Problem
Pacemaker HANA resource agent calls the HANA script systemReplicationStatus.py with a hard coded timeout set to 5 seconds. If the script fails to return HANA replication status within 5s, pacemaker marks HANA replication status SFAIL.
2021-07-04 16:50:53 nodename SAPHana(SAPHana_SID_HDB00): INFO: ACT site=nodename, setting SFAIL for secondary (2) - srRc=124
In a situation when Primary HANA fails or Primary host goes down, the promotion operation would fail due to SFAIL thus HANA is unable to failover.

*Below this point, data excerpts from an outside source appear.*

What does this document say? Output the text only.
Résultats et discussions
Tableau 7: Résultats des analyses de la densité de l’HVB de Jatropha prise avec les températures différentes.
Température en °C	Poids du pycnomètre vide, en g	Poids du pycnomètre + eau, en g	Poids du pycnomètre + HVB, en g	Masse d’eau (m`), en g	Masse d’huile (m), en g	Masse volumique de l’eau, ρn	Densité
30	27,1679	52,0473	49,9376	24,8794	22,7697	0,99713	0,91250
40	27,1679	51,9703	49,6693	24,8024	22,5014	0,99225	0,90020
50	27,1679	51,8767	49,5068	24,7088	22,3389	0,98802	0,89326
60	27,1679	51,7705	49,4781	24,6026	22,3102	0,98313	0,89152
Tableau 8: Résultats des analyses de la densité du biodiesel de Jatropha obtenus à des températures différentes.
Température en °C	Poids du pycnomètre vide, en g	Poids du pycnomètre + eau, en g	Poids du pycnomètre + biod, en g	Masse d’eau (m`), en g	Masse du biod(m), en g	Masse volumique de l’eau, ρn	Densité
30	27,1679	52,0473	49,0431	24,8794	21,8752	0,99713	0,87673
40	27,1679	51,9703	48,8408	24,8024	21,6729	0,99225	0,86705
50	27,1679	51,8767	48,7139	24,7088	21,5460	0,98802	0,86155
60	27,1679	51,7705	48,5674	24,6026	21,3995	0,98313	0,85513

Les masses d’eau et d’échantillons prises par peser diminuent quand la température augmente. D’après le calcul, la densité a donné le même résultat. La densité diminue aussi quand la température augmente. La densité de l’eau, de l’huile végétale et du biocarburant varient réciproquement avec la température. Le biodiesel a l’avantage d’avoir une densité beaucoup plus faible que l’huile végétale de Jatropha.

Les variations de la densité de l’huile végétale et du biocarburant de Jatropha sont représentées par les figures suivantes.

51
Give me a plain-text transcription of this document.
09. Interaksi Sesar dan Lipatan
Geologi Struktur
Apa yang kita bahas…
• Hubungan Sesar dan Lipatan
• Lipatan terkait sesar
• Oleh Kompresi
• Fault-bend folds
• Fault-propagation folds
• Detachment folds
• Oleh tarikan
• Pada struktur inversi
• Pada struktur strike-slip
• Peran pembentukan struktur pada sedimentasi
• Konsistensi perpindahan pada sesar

2021-06-22 12:42:20 nodename SAPHana(rsc_SAPHana_sid_HDB22): ERROR: ACT: HANA SYNC STATUS IS NOT 'SOK' SO THIS HANA SITE COULD NOT BE PROMOTED
Environment
- Pacemaker HA clusters without srHook enabled running on RHEL or SLES OSes
Solution
Workaround
- Check if the VM was under high load or having issues at the time SFAIL was reported. If needed you can open a ticket with SAP support who own systemReplicationStatus.py to understand why it did not return in the 5 seconds.
Solution
- Implement the HANA srHook python sctip as detailed in the GCP HANA HA operation guide.
Cause
Pacemaker relies on SystemReplication status to determine whether a secondary site is eligible for takeover. If the cluster cannot confirm that the secondary node is in full sync it will exclude it as "Possible Takeover Node" and mark the Replication State as SFAIL.